Miya-san voulait vraiment aller à cette soirée. Je croyais qu'il était fatigué et qu'il voulait dormir, mais il s'est remotivé. Moi, j'étais pas chaud. C'est les Jeux Olympiques, ça ne sert à rien de gaspiller de l'énergie. Mais quand il m'a dit qu'il y aurait peut-être Christenson, et Marouf, et Bruno... Bref, la crème des passeurs mondiaux, j'avoue que j'ai trouvé ça assez tentant. Alors je l'ai suivi.

Pour l'instant, aucun des trois n'est là et j'ai donc décidé de faire la gueule à Miya. Pour ça, et pour m'avoir affiché par rapport à Oikawa tout à l'heure. Franchement, comme s'il avait besoin de le dire devant Bokuto-san et Ushijima-san... ! J'ai l'air ridicule, maintenant. En plus, j'étais vraiment sur la page de la sélection argentine par hasard. Non, vraiment, je comptais les regarder une par une. Je me suis juste un peu attardé dessus, c'est tout.

Je soupire. Personne ne nous calcule. Simone est venu dire bonjour -je le trouve sympa, on a le même âge et le même poste, on s'est croisés plusieurs fois avec nos équipes respectives en U19- mais il a été rappelé par son équipe. Depuis, Miya, Bokuto et moi, on est assis sur le balcon, avec dans les mains des éco-cups remplie de vin rouge. J'aime pas le vin, mais je bois pour m'occuper.

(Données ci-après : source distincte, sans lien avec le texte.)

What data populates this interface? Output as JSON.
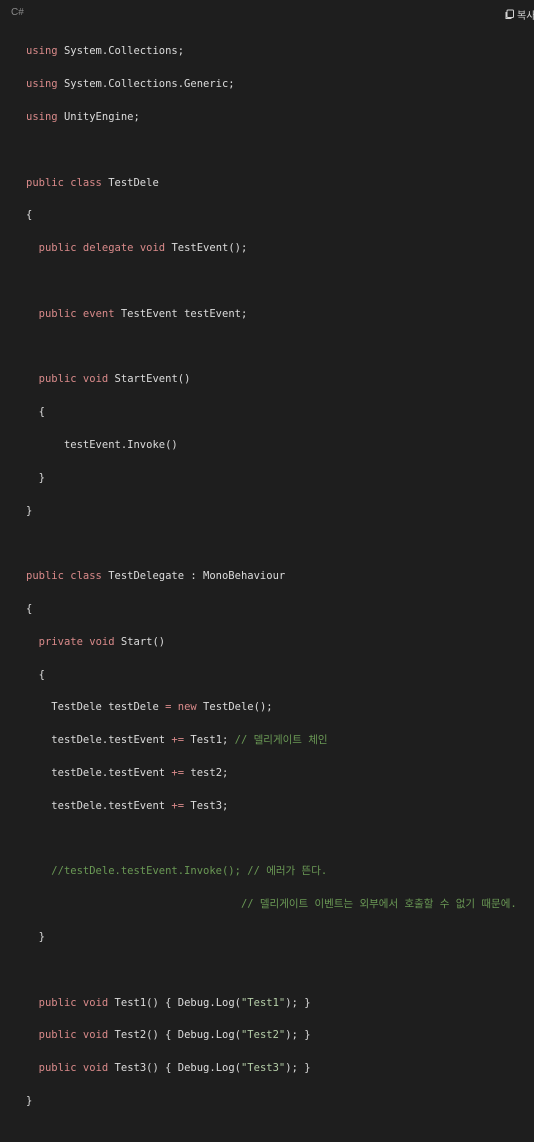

On n'est pas si nombreux, en fait. Il y a surtout des Italiens, quelques Américains et Canadiens. Je reconnais des joueurs impressionnants, mais ils restent entre eux, en cercle. Au vu de la musique, je pensais que les gens allaient danser, non que ça m'intéresse, mais j'attendais quelque chose de plus... animé.

-Je vais aller me resservir, déclare Bokuto. Et en passant, je ferai exprès de bousculer Anderson pour m'excuser et me présenter.

Il se lève et disparaît à l'intérieur. Dès qu'on est seuls, Miya pousse mon pied avec sa basket :

-Eh, Tobio-kun. Tu me fais la tête ?

-Non.

Il éclate de rire. Miya a une drôle de manière de rigoler. C'est explosif et sincère, ça me réchauffe de l'intérieur.

-Ça se voit quand tu mens. Allez, tu m'en veux parce que tu trouves la soirée nulle ? J'avoue que je m'attendais à mieux aussi.

-Hm.

Je tourne les yeux vers le village olympique. La majorité des petites fenêtres des tours sont toutes noires, mais ça et là se découpent de petits carrés de lumière. Ils font sûrement des trucs plus fun que nous. Je suis à deux doigts de rentrer et d'aller me coucher.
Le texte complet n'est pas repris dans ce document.